Afghan women deserve the Nobel Peace Prize
Over the past few weeks, there has been a heated debate among Afghans about whether an outstanding figure among our female compatriots deserves the Nobel Peace Prize. Some have suggested that women held official positions before the Taliban took control of Kabul in 2021. Others have supported exiled women’s rights activists.
Still others have named Fatemeh Amiri, a 17-year-old girl who survived the Sept. 30 bombing of the Kaj Education Center in Kabul’s Dasht-e-Parchi district. The attack killed dozens of students, mostly girls, who had gathered at a private school to take a mock test for the Kankur exam, which is needed to enter public universities in Afghanistan.
Despite being traumatized, suffering a serious injury and mourning the loss of her classmates, she takes the Kankur exam and scores above 85 per cent, qualifying her to study her favorite subject, computer science, at Kabul University – something she is now barred from doing.
Indeed, Fatima has emerged as a symbol of the struggle of women and girls for their rights under the Taliban regime.
As a father of two, i constantly worried About the present and future of my children. But young women like Fatima and others I see or hear about in my daily life give me hope that things will change.
Since the Taliban took over Kabul, its government has imposed various restrictions on women. Afghan girls were prevented from attending high school, university, and even private educational institutions. Afghan women were banned Going to parks and gyms, and other public places and from employees of non-governmental organizations and some government institutions. them too He is not allowed to travel alone You must wear a covering from head to toe in public.
As a result, places in Kabul that used to be teeming with women and girls are now almost entirely dominated by men. Many coffee shops that were the favorite hangouts of girls and women had to close their doors, as they lost many of their customers. Parks no longer have the crowds, men can’t go there with their families or girlfriends, and many beauty salons are running out because women are reluctant to visit them.
But Afghan girls and women have resisted the injustice of being stripped of their rights to education, work and access to public spaces. they We have hero protests In many cities, especially Kabul, they are demanding their rights.
However, the Taliban authorities have responded with an increasingly harsh crackdown, and some protesters and activists have been arrested and imprisoned.
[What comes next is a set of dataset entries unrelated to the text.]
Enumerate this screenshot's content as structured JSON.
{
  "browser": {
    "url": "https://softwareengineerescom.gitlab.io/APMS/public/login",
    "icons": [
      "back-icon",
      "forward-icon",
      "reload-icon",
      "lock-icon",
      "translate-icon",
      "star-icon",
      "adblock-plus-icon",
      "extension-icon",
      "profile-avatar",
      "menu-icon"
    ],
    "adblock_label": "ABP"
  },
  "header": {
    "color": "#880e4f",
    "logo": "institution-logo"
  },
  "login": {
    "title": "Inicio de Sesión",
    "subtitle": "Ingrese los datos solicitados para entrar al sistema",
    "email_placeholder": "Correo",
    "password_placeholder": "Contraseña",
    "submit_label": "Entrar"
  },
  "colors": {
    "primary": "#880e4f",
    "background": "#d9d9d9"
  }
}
Activist Zarifa Yaqubi, for example, was arrested in November last year after trying to launch a movement for women’s rights. She was held for 40 days.
When I spoke to Zarifa last month, she held back her tears and refused to talk about her imprisonment out of fear. She told me she was traumatized and had to take medication and seek psychiatric care.
She said the world is unwilling to support Afghan girls and their struggle, and is issuing only empty condemnations. From her point of view, the international reaction to the Iranian women’s protests has been more forceful and visible.
But the Afghan woman did not give up. Girls and young women began flocking to secret schools led by brave teachers. Others have joined online classes organized on messaging apps such as WhatsApp and Telegram.
When the Taliban announced a ban on private educational institutions in December 2022, I joined other volunteers to teach English to high school and university girls. Information about online classes spreads through word of mouth and when there are enough students, we bring them together in a WhatsApp or Telegram group.
We record lessons and send them as audio messages, along with other learning materials, in these apps and give them homework assignments. They download the lessons, listen, do their homework, and then submit it again in the same way.
The woman also did not give up work. Despite the restrictions and harassment, the women continue to run their own businesses – such as beauty salons and cosmetics stores – and some even work as street vendors. Women also continue to work as nurses and physicians in hospitals and as primary school teachers.
Afghan women abroad are also contributing to the struggle. A number of activists, journalists and former officials who fled the country are working tirelessly to keep the issue of Afghan women on the international agenda.
They talk about the imprisonment and torture Afghan women have faced and challenge Taliban claims that its decision to restrict women is based on religious considerations. This pressure contributes to the continued international reluctance to recognize the Taliban government and normalize relations with it.
Indeed, Afghan women have shown incredible courage, resilience, and dignity in their fight for their rights. They challenge an armed group and a ruthless government that many Afghan men have failed to stand up to. I know that when my girls are older, they’ll have a lot of Afghan heroines to look up to.
The world needs to recognize the bravery of these women and girls and support them in their fight. They deserve more than the Nobel Peace Prize.
The opinions expressed in this article are those of the author and do not necessarily reflect the editorial position of Al Jazeera.